McNealyによると、収益増加の鍵を握るのは、「アタッチレート」の向上、つまり同社の中核をなすサーバ製品で、サーバ、ストレージ、サービスをひとまとめにして販売する割合を高めることだという。
Sunの営業グループを率いるRobert Youngjohnsは、現在のアタッチレートは、ストレージが27%でソフトウェアは50%だと説明した。
アタッチレートを上げる方法の1つは、特定の用途に向けてサーバ、ソフトウェア、その他の機器を組み合わせ、この販売に 力を入れることだ。Sunはこうしたリファレンスアーキテクチャの販売にますます力を入れており、10日に開催された四半期に一度の製品発表会では、新たに5つのアーキテクチャを発表している。この中には、Microsoft Exchangeの代替となるスケジュールおよび電子メールサーバ用のアーキテクチャや、顧客の購買パターンに関する情報を保存・分析するデータウェアハウス用のものがある。
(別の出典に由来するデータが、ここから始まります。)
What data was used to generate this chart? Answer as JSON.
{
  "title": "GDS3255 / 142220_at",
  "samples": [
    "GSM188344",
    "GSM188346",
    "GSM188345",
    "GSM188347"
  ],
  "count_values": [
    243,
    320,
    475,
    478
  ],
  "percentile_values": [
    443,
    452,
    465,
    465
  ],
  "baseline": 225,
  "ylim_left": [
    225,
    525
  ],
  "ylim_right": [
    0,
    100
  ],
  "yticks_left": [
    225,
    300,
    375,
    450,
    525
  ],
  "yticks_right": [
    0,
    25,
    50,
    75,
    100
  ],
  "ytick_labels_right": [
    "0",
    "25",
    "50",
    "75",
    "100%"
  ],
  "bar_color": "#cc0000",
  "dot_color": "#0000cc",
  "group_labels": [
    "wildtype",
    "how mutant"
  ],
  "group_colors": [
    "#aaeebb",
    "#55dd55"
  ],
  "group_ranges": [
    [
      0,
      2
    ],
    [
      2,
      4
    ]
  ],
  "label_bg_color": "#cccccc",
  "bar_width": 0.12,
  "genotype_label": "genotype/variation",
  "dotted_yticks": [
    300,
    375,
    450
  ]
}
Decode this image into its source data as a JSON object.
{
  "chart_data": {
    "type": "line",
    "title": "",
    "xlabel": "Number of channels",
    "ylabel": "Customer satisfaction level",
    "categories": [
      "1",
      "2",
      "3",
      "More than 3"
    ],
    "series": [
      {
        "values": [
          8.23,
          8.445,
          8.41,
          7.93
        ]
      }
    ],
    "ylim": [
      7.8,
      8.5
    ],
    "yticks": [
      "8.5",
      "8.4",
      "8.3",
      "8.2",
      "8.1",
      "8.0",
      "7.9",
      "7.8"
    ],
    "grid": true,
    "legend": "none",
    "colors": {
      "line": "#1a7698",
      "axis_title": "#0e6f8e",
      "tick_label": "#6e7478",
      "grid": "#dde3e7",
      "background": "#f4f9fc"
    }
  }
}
「どうしてアタッチレートが90%とか100%でないのか、理由が分からない。自動車業界におけるエンジンのアタッチレートは100%だ。つまり、そこには大きな収益の機会がある」(McNealy)
McNealyはお得意の自動車業界の喩えを使って、経常収益の増加というSunのもう1つの売上増加策を説明した。McNerlyは、「自動車業界には、"経常収益"という考え方がない」と述べ、一度クルマを販売してしまうとそれきりで、その後に生じるガソリンやラジオなどからの収益を得ていないと指摘した。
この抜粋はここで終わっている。